The Ghost In The Garden
Title | The Ghost In The Garden PDF eBook |
Author | Jude Piesse |
Publisher | Scribe Publications |
Pages | 309 |
Release | 2021-05-13 |
Genre | Biography & Autobiography |
ISBN | 1925938875 |
The forgotten garden which inspired Charles Darwin becomes the modern-day setting for an exploration of memory, family, and the legacy of genius. Darwin never stopped thinking about the garden at his childhood home, The Mount. It was here, under the tutelage of his green-fingered mother and sisters, that he first examined the reproductive life of flowers, collected birds’ eggs, and began the experiments that would lead to his theory of evolution. A century and a half later, with one small child in tow and another on the way, Jude Piesse finds herself living next door to this secret garden. Two acres of the original site remain, now resplendent with overgrown ashes, sycamores, and hollies. The carefully tended beds and circular flower garden are buried under suburban housing; the hothouses where the Darwins and their skilful gardeners grew pineapples are long gone. Walking the pathways with her new baby, Piesse starts to discover what impact the garden and the people who tended it had on Darwin’s work.

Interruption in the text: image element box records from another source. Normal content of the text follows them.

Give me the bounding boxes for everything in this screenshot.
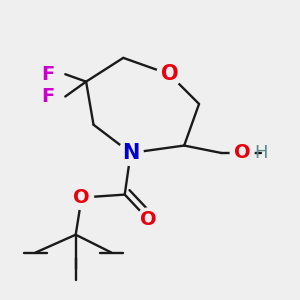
Text: H: H bbox=[255, 144, 268, 162]
Text: F: F bbox=[41, 65, 54, 84]
Circle shape bbox=[70, 186, 94, 209]
Text: O: O bbox=[160, 64, 178, 84]
Circle shape bbox=[118, 140, 143, 166]
Text: F: F bbox=[41, 87, 54, 106]
Circle shape bbox=[230, 141, 254, 165]
Circle shape bbox=[157, 62, 182, 87]
Text: O: O bbox=[73, 188, 90, 207]
Text: N: N bbox=[122, 143, 140, 163]
Text: O: O bbox=[234, 143, 250, 163]
Text: O: O bbox=[140, 210, 157, 229]
Circle shape bbox=[136, 208, 160, 232]
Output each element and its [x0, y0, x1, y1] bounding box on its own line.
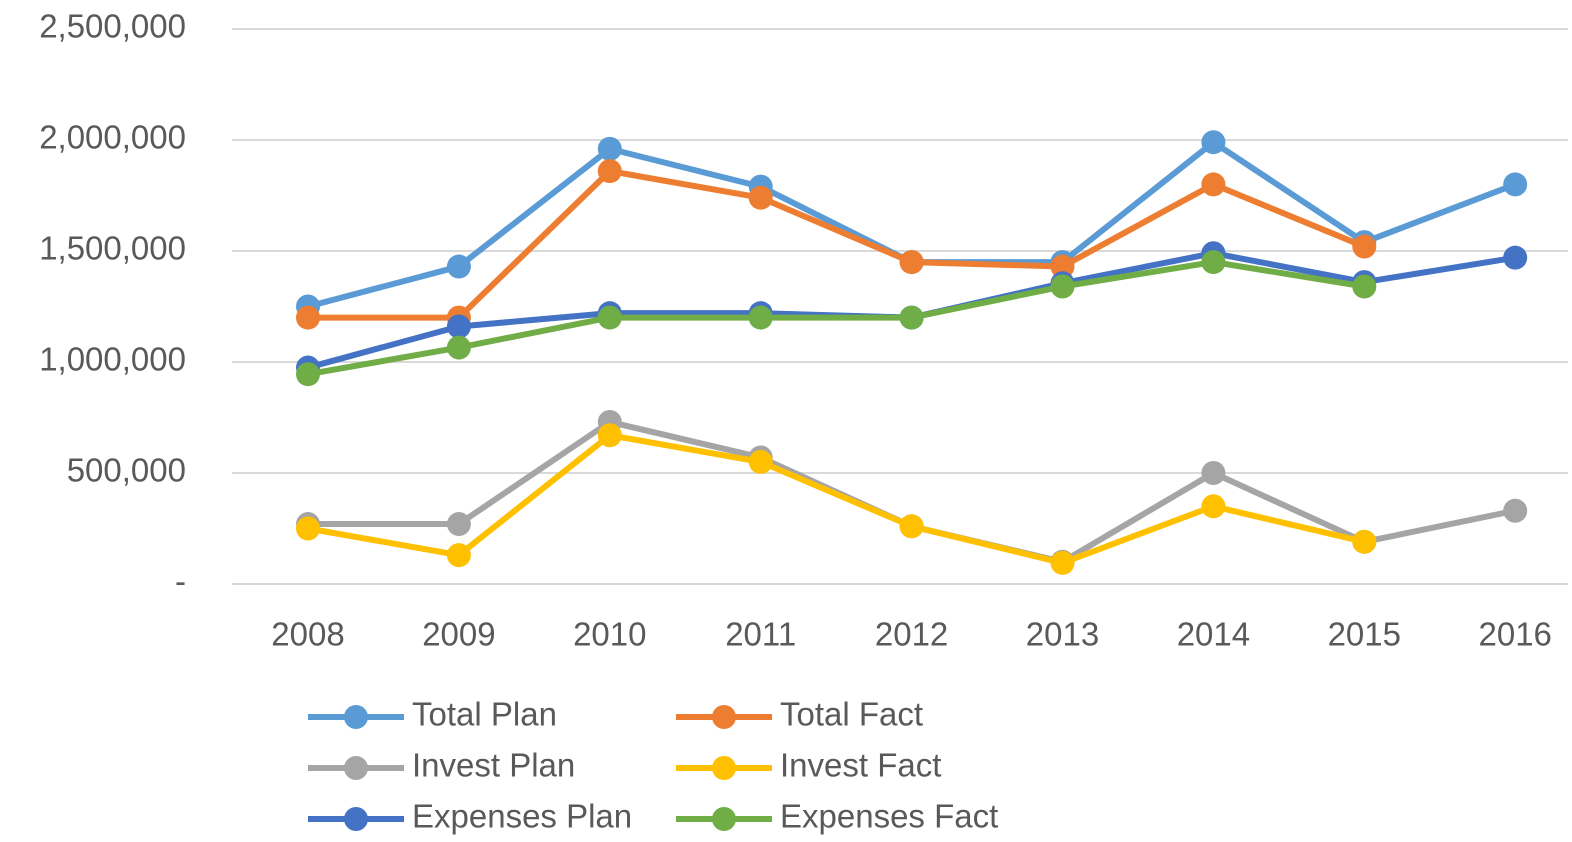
legend-label: Expenses Plan — [412, 798, 632, 835]
x-tick-label: 2014 — [1177, 616, 1250, 653]
point — [1050, 254, 1075, 279]
y-tick-label: - — [175, 563, 186, 600]
series-line — [308, 418, 1516, 565]
point — [296, 516, 320, 541]
legend-marker — [712, 705, 736, 729]
series-line — [307, 432, 1365, 566]
x-tick-label: 2012 — [875, 616, 948, 653]
y-tick-label: 500,000 — [67, 452, 186, 489]
point — [1050, 274, 1075, 299]
point — [1050, 550, 1075, 575]
point — [748, 449, 773, 474]
x-tick-label: 2008 — [271, 616, 344, 653]
point — [597, 136, 622, 161]
x-tick-label: 2015 — [1328, 616, 1401, 653]
x-tick-label: 2011 — [725, 616, 796, 653]
y-tick-label: 1,000,000 — [39, 341, 186, 378]
legend-marker — [344, 807, 368, 831]
point — [446, 543, 471, 568]
point — [899, 250, 924, 275]
point — [296, 305, 320, 330]
point — [296, 362, 320, 387]
legend-label: Invest Fact — [780, 747, 941, 784]
legend-label: Invest Plan — [412, 747, 575, 784]
legend-label: Expenses Fact — [780, 798, 998, 835]
point — [1352, 234, 1377, 259]
x-tick-label: 2016 — [1478, 616, 1551, 653]
legend-marker — [712, 807, 736, 831]
point — [1201, 130, 1226, 155]
legend-marker — [712, 756, 736, 780]
point — [1201, 250, 1226, 275]
point — [1201, 461, 1226, 485]
point — [597, 305, 622, 330]
legend-label: Total Fact — [780, 696, 923, 733]
point — [446, 314, 471, 339]
legend-marker — [344, 756, 368, 780]
point — [1352, 529, 1377, 554]
point — [1352, 274, 1377, 299]
legend-label: Total Plan — [412, 696, 557, 733]
x-tick-label: 2013 — [1026, 616, 1099, 653]
x-tick-label: 2009 — [422, 616, 495, 653]
y-tick-label: 2,000,000 — [39, 119, 186, 156]
point — [1503, 498, 1528, 523]
point — [899, 305, 924, 330]
point — [1503, 172, 1528, 197]
point — [597, 423, 622, 448]
y-tick-label: 2,500,000 — [39, 8, 186, 45]
point — [748, 305, 773, 330]
point — [748, 185, 773, 210]
point — [446, 254, 471, 279]
x-tick-label: 2010 — [573, 616, 646, 653]
y-tick-label: 1,500,000 — [39, 230, 186, 267]
point — [597, 159, 622, 184]
point — [446, 335, 471, 360]
series-line — [307, 259, 1365, 378]
point — [446, 512, 471, 537]
point — [1201, 172, 1226, 197]
series-line — [308, 168, 1366, 321]
point — [1503, 245, 1528, 270]
point — [899, 514, 924, 539]
legend-marker — [344, 705, 368, 729]
point — [1201, 494, 1226, 519]
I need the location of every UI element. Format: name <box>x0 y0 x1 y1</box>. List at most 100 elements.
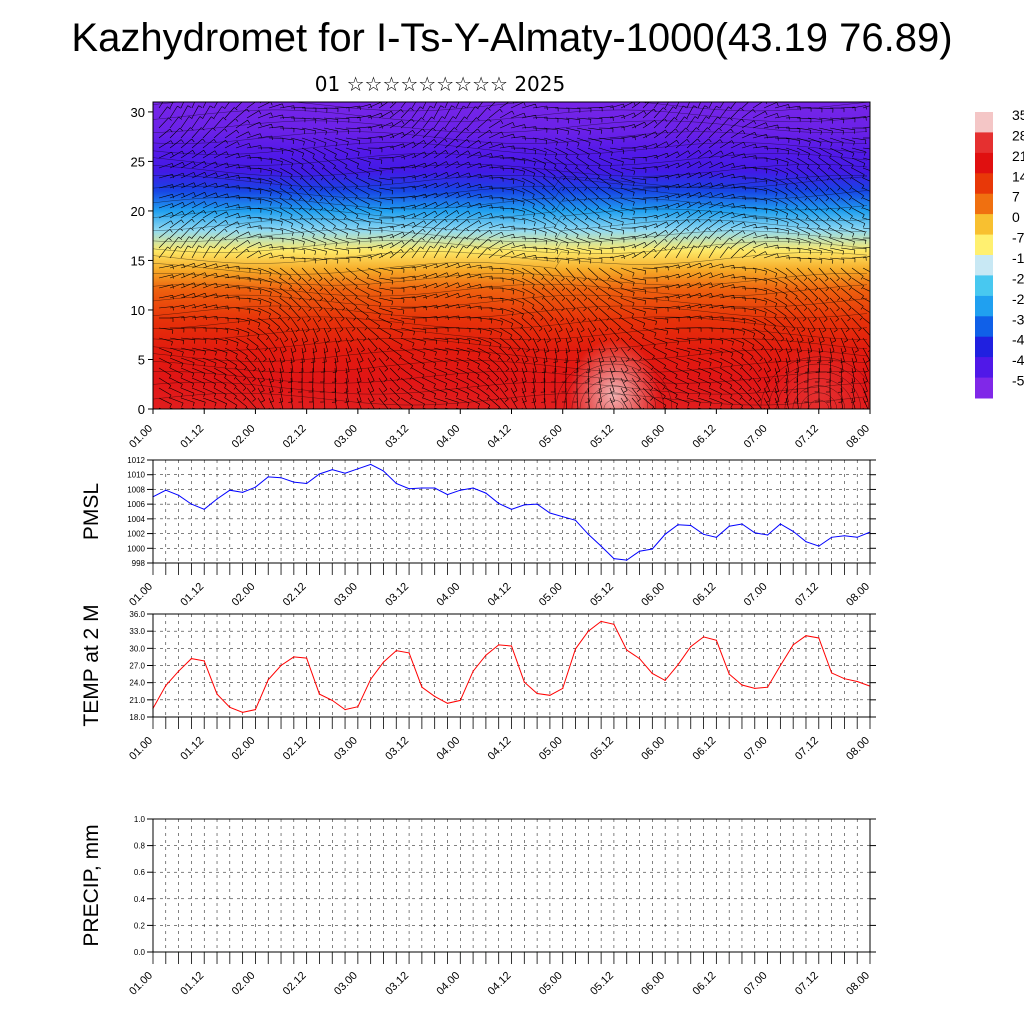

Blending biography, nature writing, and memoir, The Ghost in the Garden traces the origins of the theory of evolution and uncovers the lost histories that inspired it, ultimately evoking the interconnectedness of all things.
What Darwin Got Wrong
Title | What Darwin Got Wrong PDF eBook |
Author | Jerry Fodor |
Publisher | Profile Books |
Pages | 114 |
Release | 2011-02-24 |
Genre | Science |
ISBN | 1847651909 |
Jerry Fodor and Massimo Piatelli-Palmarini, a distinguished philosopher and scientist working in tandem, reveal major flaws at the heart of Darwinian evolutionary theory. They do not deny Darwin's status as an outstanding scientist but question the inferences he drew from his observations. Combining the results of cutting-edge work in experimental biology with crystal-clear philosophical argument they mount a devastating critique of the central tenets of Darwin's account of the origin of species. The logic underlying natural selection is the survival of the fittest under changing environmental pressure. This logic, they argue, is mistaken. They back up the claim with evidence of what actually happens in nature. This is a rare achievement - the short book that is likely to make a great deal of difference to a very large subject. What Darwin Got Wrong will be controversial. The authors' arguments will reverberate through the scientific world. At the very least they will transform the debate about evolution.